On the other hand, though, you have the upstarts: beautiful, feature-rich, fast-iterating products like Notion, Coda, and Airtable. What these products lack in the lowest-common-denominator simplicity of Google Workspace is more than made up for in power and flexibility. The learning curve is real — I think I tinkered with Notion for six months before I figured out how it really fit in my life, which isn’t much of an endorsement — but before the Google I/O announcements, using Docs has come to feel like going back in time.
But unlike new email apps, productivity tools are getting real traction. Coda raised money at a valuation of $600 million last year. Notion raised $50 million at the start of the pandemic, and by April 2020 was valued at $2 billion. As of March, the spreadsheet-based Airtable was valued at $5.77 billion.
It’s clear that these startups’ ability to move fast is drawing in new users at a rapid clip. And because they aren’t serving legacy user bases in the millions, they can afford to have a learning curve. Coda CEO Shishir Mehrotra — himself a former Googler, having run product at YouTube — told me Docs could only afford to evolve so much.
“I think they’re gonna get stuck at what I call the Dropbox Paper point,” Mehrotra said, referring to the file-storage company’s tepid attempt to improve digital documents. “Which is like, there’s like a set of things you can do without fundamentally changing the paradigm. And it’ll be good — I think a lot of people will love @-mentions and so on. They’re clearly trying to cherry-pick attractive features — they highlighted voting and reactions, which are two of our most popular features. They’re clearly trying to pull individual things in. But if you don’t want to fundamentally change the product, there’s only so far you can go.”
Toward the end of the day, I hopped on a Meet with Javier Soltero, who has run Google Workspace since October 2019. Soltero has seen both sides of the tech giant / startup divide — he founded the great mobile email app Acompli, sold it to Microsoft, and then successfully transformed it into the mobile Outlook app during a productive stint in the Office organization.
Soltero took exception to my suggestion that the Workplace team hasn’t been shipping lately — he pointed to the roll-out of AI-assisted “smart compose” features over the past couple years, for example.

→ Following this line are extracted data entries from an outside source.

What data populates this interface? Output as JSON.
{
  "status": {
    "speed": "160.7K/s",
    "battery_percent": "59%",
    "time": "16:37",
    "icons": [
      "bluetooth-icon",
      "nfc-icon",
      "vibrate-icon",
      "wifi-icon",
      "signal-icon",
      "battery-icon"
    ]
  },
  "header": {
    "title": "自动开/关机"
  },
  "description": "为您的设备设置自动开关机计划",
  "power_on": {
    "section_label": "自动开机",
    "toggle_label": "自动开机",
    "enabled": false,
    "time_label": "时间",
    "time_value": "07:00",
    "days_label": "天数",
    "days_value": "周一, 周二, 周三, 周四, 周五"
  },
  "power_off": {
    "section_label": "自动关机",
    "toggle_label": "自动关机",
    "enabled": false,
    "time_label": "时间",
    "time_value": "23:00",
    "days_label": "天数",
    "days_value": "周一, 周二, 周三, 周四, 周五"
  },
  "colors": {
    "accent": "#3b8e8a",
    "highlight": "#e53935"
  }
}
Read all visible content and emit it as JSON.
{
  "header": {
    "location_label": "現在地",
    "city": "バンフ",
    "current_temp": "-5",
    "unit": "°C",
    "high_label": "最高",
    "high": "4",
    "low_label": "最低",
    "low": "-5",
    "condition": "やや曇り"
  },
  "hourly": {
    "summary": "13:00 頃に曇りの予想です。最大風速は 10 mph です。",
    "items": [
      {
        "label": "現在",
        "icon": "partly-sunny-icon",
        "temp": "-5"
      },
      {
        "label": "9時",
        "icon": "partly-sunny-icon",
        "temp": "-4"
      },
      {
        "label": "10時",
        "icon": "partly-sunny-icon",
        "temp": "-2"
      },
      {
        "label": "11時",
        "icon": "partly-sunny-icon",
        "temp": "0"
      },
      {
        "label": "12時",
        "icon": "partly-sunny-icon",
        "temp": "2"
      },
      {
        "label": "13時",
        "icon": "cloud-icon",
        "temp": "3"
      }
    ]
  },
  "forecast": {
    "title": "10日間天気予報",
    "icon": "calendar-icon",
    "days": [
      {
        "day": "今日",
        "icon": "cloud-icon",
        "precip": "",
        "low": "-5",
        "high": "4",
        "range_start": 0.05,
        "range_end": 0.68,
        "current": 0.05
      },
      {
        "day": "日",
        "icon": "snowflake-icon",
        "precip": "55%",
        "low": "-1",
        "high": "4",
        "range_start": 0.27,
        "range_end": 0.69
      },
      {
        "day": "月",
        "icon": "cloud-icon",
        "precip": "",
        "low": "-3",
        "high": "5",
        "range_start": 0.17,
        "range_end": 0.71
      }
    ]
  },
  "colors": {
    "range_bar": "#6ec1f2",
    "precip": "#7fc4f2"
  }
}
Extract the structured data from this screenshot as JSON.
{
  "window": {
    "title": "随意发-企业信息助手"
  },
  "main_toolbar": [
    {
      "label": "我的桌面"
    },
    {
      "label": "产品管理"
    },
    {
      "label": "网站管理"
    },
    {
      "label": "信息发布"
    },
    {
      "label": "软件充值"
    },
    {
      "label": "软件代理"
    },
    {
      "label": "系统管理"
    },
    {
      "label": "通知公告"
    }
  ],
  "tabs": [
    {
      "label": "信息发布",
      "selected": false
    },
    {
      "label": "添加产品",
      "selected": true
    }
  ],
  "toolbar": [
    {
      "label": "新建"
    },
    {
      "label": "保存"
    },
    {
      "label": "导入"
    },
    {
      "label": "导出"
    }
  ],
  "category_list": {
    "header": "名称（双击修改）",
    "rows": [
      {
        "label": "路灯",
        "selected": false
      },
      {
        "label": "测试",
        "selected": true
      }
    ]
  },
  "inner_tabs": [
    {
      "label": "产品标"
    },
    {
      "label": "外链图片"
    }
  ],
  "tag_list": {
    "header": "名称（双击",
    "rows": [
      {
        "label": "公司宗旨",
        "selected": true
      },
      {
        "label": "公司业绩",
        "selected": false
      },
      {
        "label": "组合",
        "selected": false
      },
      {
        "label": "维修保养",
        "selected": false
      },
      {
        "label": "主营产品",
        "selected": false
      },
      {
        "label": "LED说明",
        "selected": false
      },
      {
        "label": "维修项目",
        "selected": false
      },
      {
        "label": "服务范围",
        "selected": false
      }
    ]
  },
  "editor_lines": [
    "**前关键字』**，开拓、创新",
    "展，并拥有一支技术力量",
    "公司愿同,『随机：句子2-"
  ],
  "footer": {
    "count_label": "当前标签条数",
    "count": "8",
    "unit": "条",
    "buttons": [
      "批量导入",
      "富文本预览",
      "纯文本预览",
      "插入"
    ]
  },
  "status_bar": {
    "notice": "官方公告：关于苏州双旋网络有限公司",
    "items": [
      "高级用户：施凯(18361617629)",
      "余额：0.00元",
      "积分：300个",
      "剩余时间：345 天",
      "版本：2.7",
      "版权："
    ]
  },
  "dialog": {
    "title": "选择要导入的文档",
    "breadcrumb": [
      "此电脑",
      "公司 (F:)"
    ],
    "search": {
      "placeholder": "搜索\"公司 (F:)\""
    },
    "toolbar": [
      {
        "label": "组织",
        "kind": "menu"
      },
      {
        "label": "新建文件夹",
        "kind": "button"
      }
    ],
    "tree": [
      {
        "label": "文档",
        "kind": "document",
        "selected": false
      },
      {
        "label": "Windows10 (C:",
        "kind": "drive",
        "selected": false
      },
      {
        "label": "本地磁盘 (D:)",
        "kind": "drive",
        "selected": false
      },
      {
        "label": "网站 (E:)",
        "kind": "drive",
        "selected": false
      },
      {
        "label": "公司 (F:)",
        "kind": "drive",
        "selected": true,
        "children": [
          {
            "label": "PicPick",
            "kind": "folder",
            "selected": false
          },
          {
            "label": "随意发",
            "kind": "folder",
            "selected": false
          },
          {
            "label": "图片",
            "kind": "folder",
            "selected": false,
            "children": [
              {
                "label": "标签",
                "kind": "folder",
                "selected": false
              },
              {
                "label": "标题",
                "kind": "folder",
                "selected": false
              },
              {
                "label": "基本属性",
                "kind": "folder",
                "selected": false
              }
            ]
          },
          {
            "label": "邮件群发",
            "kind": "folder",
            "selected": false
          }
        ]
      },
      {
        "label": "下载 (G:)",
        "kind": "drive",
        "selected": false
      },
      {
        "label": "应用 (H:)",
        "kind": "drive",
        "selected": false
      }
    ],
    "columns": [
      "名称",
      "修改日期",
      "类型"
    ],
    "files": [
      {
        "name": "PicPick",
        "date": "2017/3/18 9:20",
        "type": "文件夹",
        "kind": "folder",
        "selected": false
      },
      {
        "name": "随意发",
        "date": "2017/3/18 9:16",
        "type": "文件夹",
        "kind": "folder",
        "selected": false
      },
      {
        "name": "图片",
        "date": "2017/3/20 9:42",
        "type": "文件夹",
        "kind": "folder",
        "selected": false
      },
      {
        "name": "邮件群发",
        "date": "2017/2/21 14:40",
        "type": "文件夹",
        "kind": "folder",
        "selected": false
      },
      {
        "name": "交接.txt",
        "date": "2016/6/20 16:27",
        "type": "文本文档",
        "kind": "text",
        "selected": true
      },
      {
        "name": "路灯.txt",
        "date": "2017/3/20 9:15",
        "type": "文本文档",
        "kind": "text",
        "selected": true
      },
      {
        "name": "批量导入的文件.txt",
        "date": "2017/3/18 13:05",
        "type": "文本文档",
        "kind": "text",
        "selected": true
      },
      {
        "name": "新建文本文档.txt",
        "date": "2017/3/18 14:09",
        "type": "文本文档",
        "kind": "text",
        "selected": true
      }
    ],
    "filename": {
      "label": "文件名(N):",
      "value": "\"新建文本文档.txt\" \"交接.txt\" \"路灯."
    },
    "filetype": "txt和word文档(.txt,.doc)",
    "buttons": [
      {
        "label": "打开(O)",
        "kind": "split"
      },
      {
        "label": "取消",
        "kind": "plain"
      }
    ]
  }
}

But he acknowledged that the company had a lot of infrastructure work to do — free customers and paid customers have been using different versions of the apps, for example, and Google is spending a lot of time migrating them to a more similar set of features.
Ultimately, though, Soltero told me what I wanted to hear: that the changes would herald the arrival of a world where Docs would start to iterate faster.
“I’m excited because today actually represents a big step toward continued acceleration,” he told me. “It’s not to say that we’re going to get everything right, or that everything’s going to be an earth-shattering, Marvin the Martian-style kaboom, but we are guided, I think, by the right set of things as a team. And I’m seeing the organization get really excited.”
Of course, Coda and its peers are also accelerating. And despite the welcome moves, Google still has a lot of catching up to do.